If a relationship of trust has failed in the past, how can one trust again?

If you’ve had a negative experience building a trusting relationship, it’s important to remember that this new person is not to blame for the previous negative experience. An important prerequisite for trusting others is that one learns to trust oneself, particularly when one has a negative experience of trusting others. Remember that the person who abused your trust in the past made that choice, and you are not responsible for their actions or decisions.

Delineation of boundaries.

Understanding each other’s desires, goals, fears, and limitations is critical to building a healthy relationship. You should have the right to express your expectations and desires without fear of the other person’s reaction.

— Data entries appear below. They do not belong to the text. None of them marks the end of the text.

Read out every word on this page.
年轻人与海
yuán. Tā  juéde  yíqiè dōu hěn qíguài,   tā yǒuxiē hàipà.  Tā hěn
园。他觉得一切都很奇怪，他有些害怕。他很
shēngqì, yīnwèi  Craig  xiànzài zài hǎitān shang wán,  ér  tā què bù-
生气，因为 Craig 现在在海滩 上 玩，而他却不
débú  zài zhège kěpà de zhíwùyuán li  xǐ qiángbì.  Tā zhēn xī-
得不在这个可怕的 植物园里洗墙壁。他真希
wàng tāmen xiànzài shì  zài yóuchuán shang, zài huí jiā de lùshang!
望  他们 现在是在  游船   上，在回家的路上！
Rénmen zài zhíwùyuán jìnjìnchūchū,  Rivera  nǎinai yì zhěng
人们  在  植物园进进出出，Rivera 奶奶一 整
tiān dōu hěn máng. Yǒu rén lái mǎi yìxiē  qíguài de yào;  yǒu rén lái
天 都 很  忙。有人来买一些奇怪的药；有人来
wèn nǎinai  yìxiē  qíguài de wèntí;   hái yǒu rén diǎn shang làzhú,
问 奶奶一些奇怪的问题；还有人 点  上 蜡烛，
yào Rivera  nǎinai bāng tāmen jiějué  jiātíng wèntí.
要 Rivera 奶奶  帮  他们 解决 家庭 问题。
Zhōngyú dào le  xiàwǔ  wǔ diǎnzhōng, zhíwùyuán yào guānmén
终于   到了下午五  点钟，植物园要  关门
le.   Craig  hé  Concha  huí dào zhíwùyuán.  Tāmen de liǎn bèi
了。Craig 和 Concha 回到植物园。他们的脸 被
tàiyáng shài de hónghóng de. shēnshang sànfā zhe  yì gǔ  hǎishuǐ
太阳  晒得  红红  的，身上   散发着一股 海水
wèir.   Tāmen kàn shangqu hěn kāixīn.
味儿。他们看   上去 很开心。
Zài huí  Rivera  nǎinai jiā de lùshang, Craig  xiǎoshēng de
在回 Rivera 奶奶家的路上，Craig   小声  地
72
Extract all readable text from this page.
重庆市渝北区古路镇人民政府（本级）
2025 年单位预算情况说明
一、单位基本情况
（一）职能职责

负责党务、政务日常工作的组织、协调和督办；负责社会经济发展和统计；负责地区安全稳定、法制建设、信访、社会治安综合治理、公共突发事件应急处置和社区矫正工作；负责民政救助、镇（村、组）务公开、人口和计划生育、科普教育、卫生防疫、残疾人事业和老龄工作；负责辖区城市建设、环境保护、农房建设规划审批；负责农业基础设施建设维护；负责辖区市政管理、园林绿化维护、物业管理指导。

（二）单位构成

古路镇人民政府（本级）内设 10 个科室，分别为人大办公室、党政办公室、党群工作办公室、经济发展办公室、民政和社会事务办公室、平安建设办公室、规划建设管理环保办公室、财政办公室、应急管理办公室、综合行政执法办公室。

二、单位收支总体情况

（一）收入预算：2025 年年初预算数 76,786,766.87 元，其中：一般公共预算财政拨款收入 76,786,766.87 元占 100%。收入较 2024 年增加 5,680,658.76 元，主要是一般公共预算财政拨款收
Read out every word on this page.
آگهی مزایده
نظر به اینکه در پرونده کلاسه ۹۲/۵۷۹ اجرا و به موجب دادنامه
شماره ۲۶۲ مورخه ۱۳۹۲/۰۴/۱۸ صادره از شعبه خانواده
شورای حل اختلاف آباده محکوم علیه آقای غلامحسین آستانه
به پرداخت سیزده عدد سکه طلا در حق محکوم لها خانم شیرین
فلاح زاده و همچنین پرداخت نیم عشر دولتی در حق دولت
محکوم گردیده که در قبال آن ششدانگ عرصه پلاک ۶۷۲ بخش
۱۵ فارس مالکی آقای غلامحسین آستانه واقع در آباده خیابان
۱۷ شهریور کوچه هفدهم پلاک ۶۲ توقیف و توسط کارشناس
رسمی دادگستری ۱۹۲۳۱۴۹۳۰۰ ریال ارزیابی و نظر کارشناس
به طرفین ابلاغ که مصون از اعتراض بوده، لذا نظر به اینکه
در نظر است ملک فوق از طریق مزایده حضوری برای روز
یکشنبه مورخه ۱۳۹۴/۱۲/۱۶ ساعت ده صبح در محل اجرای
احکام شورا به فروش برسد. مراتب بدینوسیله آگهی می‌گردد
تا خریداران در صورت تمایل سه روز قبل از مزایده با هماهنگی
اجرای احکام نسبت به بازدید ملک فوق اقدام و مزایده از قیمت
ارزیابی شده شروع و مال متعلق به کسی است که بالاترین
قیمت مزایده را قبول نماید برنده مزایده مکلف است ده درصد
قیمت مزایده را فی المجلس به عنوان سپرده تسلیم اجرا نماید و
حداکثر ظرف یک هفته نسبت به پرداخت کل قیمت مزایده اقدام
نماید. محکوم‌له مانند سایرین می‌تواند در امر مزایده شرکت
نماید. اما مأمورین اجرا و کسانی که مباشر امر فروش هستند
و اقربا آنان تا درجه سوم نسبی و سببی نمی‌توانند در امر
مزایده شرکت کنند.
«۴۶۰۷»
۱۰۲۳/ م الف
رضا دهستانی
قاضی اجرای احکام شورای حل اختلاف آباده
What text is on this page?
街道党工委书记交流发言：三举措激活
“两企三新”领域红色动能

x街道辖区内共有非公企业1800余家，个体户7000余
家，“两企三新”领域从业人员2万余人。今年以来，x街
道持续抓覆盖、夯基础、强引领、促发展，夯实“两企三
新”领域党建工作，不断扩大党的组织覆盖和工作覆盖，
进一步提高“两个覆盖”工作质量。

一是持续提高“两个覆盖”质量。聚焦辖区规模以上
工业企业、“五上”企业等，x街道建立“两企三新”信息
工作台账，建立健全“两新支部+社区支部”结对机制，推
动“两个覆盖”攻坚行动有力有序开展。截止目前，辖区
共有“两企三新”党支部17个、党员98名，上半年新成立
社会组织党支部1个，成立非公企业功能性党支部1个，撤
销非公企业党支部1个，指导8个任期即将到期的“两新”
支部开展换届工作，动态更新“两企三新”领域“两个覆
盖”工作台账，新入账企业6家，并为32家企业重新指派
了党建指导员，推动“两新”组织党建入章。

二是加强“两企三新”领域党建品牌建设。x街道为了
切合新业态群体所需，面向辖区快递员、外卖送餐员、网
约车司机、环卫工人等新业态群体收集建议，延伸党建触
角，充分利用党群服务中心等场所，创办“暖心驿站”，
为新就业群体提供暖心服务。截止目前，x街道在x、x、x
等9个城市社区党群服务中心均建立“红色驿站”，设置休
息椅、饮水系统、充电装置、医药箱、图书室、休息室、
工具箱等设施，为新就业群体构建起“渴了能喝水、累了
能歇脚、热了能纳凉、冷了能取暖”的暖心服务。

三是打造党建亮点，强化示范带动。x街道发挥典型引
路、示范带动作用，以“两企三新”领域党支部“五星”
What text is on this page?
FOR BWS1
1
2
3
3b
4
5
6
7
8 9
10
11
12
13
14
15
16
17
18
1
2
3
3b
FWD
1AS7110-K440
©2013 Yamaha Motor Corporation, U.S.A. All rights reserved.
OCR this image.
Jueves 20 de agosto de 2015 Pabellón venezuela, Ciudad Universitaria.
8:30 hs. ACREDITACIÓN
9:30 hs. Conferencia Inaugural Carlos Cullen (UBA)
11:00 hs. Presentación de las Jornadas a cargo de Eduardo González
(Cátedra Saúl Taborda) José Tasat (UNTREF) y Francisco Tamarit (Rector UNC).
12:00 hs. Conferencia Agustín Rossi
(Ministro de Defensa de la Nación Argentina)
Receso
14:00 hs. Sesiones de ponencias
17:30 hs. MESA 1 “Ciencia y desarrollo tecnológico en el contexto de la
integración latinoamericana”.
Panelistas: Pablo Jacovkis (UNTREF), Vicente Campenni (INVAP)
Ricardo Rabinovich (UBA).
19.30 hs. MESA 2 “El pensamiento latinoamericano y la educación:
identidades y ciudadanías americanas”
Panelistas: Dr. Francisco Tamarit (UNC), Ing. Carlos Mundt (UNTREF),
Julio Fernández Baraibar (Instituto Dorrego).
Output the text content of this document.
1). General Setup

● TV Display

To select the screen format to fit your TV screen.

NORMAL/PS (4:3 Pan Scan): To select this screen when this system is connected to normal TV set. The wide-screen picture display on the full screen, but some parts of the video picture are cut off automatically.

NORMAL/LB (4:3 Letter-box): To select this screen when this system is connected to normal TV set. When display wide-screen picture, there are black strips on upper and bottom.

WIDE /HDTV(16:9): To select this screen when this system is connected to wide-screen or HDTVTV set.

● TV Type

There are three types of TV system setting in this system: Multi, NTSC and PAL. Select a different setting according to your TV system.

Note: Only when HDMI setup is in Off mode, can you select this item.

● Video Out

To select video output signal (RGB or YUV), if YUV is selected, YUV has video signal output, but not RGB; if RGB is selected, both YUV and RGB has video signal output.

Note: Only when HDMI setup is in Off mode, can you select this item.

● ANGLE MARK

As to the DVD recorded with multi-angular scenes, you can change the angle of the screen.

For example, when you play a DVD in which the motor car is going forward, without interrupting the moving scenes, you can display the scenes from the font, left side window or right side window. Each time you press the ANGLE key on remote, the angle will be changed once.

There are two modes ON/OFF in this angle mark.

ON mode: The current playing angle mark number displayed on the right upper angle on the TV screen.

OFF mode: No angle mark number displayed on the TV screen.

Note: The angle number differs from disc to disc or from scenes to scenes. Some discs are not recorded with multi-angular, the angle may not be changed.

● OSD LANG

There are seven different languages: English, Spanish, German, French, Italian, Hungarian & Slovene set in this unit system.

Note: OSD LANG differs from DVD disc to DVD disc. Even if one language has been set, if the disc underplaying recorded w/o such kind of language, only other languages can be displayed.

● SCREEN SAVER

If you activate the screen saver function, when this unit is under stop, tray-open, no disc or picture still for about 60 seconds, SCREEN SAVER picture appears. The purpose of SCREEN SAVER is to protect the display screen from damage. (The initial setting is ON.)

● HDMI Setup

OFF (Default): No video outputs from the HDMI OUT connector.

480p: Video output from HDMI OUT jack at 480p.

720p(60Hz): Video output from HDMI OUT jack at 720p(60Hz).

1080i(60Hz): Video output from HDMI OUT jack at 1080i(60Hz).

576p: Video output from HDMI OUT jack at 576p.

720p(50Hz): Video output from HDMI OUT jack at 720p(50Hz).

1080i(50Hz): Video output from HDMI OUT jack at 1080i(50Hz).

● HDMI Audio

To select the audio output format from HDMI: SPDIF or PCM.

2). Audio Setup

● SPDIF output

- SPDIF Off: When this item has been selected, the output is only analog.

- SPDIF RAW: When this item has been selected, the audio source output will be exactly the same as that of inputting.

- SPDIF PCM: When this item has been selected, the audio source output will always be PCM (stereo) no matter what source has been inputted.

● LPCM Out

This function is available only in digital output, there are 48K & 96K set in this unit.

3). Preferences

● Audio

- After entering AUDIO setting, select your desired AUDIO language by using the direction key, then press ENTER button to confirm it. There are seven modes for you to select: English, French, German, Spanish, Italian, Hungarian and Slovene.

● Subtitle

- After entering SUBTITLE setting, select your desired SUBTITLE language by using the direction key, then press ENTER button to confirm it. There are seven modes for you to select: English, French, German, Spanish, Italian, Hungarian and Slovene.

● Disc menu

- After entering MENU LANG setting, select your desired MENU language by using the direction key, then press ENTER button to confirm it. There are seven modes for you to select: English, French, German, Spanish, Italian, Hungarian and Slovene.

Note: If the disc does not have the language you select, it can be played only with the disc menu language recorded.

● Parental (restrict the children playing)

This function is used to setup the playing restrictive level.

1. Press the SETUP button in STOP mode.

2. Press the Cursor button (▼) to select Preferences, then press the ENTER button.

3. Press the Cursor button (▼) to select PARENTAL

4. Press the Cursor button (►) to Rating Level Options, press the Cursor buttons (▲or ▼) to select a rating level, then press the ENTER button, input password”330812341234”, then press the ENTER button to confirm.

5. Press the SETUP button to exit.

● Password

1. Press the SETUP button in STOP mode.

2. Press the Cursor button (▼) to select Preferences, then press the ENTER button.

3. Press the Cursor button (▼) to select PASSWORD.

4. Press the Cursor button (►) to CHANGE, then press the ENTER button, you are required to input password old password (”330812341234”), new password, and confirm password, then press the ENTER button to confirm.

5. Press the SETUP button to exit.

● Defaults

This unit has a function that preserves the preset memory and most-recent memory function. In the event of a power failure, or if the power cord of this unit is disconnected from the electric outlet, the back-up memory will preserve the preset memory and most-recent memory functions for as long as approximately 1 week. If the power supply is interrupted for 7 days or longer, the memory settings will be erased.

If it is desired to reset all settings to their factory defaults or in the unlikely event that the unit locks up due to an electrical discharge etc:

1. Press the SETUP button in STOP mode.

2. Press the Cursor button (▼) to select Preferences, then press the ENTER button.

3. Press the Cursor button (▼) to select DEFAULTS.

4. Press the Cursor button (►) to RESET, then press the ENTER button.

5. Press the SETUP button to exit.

Talking about your boundaries with your partner is an important step that will ensure your continued interpersonal safety. When delineating boundaries, it is important to consider the following:

  • Define clearly what your goals are in building a relationship and tell them to your partner
  • Each of you should have the right to manage your free time
  • Don’t rush if you’re not ready yet. In a healthy relationship, both parties know the other person’s expectations and communicate regularly if anything changes.
  • Don’t take on commitments you’re not ready for. For instance, receiving an expensive gift from a friend does not mean you have to do anything in return.

Online range

It isn’t easy to separate the nature of a relationship when it is in the online range. Before forming an online relationship, it is very important to define online boundaries:

  • It is acceptable when you are mentioned (tagged)
  • Is relationship information published?
  • Is it okay for your friends to become their friends?
  • Is it okay for you to know each other’s passwords?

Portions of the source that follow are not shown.